Eventually the rescue dinghy came for us and we were hauled aboard by two strong life guards, shivering, exhausted and grateful to be alive. When we got to the beach I could barely stand, but I was aware of the crowd that had gathered to watch, and Abbey crying inconsolably.
Calum, Abbey and I had clung shakily together. Looking back, I wondered if almost dying together was what had cemented our fledgling relationship into something more solid so quickly after our first meeting. Within two months I had moved in with him and we became a couple, but it was the last time we had gone body-boarding; the last time Calum and I had taken any sort of risk – until I had done the parachute jump. And look where that had got me.
The door opened and DI Smith walked in followed by a woman of Asian descent, wearing a skirt suit very similar in design to the DI’s but in a pale lilac colour, which flattered her dark complexion. I had intended to remain aloof and distant, knowing that no one was going to believe what I had to say anyway, but when the DI introduced me to Dr Soram Patel I warmed to her immediately, with her soft compassionate eyes and gentle smile.
Dr Patel was a police doctor and SOTO officer, which apparently stood for Sexual Offences Trained Officer. I wasn’t sure why they were treating me as a possible rape victim, when I’d made no comment or complaint that I had been abused by anyone. I’d tried telling DI Smith that several times, but she’d merely smiled patiently and told me it was best to get me properly checked out so they knew what they were dealing with. ‘We would like you to tell us everything you remember about the last six and a half years,’ DI Smith said shortly.
‘In your own time,’ Dr Patel added with an encouraging smile.

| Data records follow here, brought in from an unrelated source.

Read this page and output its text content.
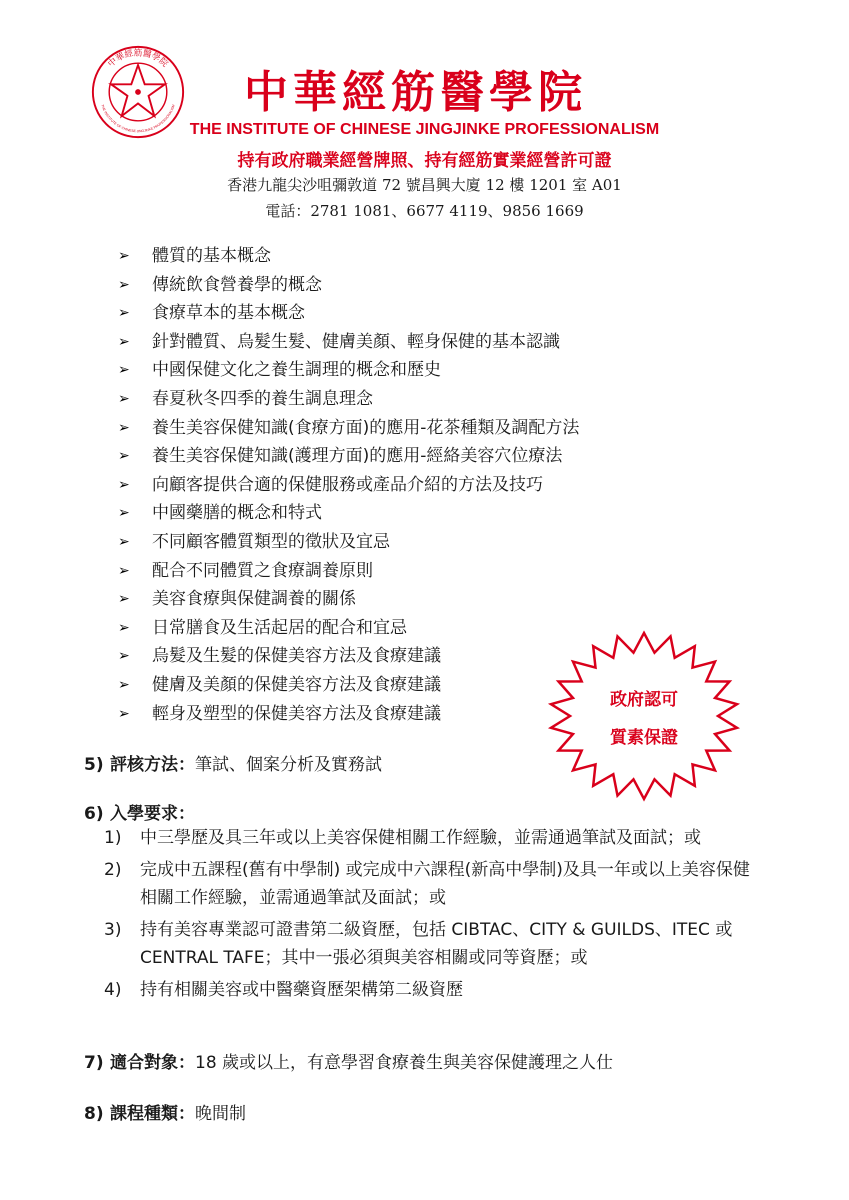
中華經筋醫學院
THE INSTITUTE OF CHINESE JINGJINKE PROFESSIONALISM 中華經筋醫學院
THE INSTITUTE OF CHINESE JINGJINKE PROFESSIONALISM
持有政府職業經營牌照、持有經筋實業經營許可證
香港九龍尖沙咀彌敦道 72 號昌興大廈 12 樓 1201 室 A01
電話：2781 1081、6677 4119、9856 1669
➢	體質的基本概念
➢	傳統飲食營養學的概念
➢	食療草本的基本概念
➢	針對體質、烏髮生髮、健膚美顏、輕身保健的基本認識
➢	中國保健文化之養生調理的概念和歷史
➢	春夏秋冬四季的養生調息理念
➢	養生美容保健知識(食療方面)的應用-花茶種類及調配方法
➢	養生美容保健知識(護理方面)的應用-經絡美容穴位療法
➢	向顧客提供合適的保健服務或產品介紹的方法及技巧
➢	中國藥膳的概念和特式
➢	不同顧客體質類型的徵狀及宜忌
➢	配合不同體質之食療調養原則
➢	美容食療與保健調養的關係
➢	日常膳食及生活起居的配合和宜忌
➢	烏髮及生髮的保健美容方法及食療建議
➢	健膚及美顏的保健美容方法及食療建議
➢	輕身及塑型的保健美容方法及食療建議
政府認可
質素保證
5) 評核方法：筆試、個案分析及實務試
6) 入學要求：
1)	中三學歷及具三年或以上美容保健相關工作經驗，並需通過筆試及面試；或
2)	完成中五課程(舊有中學制) 或完成中六課程(新高中學制)及具一年或以上美容保健相關工作經驗，並需通過筆試及面試；或
3)	持有美容專業認可證書第二級資歷，包括 CIBTAC、CITY & GUILDS、ITEC 或 CENTRAL TAFE；其中一張必須與美容相關或同等資歷；或
4)	持有相關美容或中醫藥資歷架構第二級資歷
7) 適合對象：18 歲或以上，有意學習食療養生與美容保健護理之人仕
8) 課程種類：晚間制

So I told them mostly what I remembered from the moment I left Calum’s house on the day of the jump, to the time DI Smith had come banging on his front door, discreetly leaving out the bit about my having spent the night in Matt’s bed. ‘So you see, neither Matt, nor Calum had anything to do with it,’ I finished, settling back into the softness of the sofa, relieved that for better or for worse, my story had been told.
‘How did you come by the cut on your hand?’
‘I told you, I nicked it on something when I climbed into the plane just before the jump.’
The two women exchanged glances.
‘Have you heard of hostage dependency syndrome?’ Dr Patel asked softly.
‘You mean when a person who has been held against their will, becomes emotionally fixated on their captor?’ I felt the first tug of the underlying current snatching at me.
The two women nodded in unison.
‘One would have had to be kidnapped for that to happen,’ I replied, eyeing them both with suspicion. ‘I’ve just told you I wasn’t kidnapped, held anywhere against my will or even beamed up by a spaceship. I don’t know what happened to me.’
‘We have to allow for the possibility that your perceptions of recent events have somehow been altered.’ DI Smith said shortly.
‘The human mind is complex and works at more than the one level of consciousness,’ Soram Patel explained more gently.
Icy waves began to wash over my head. What were they getting at?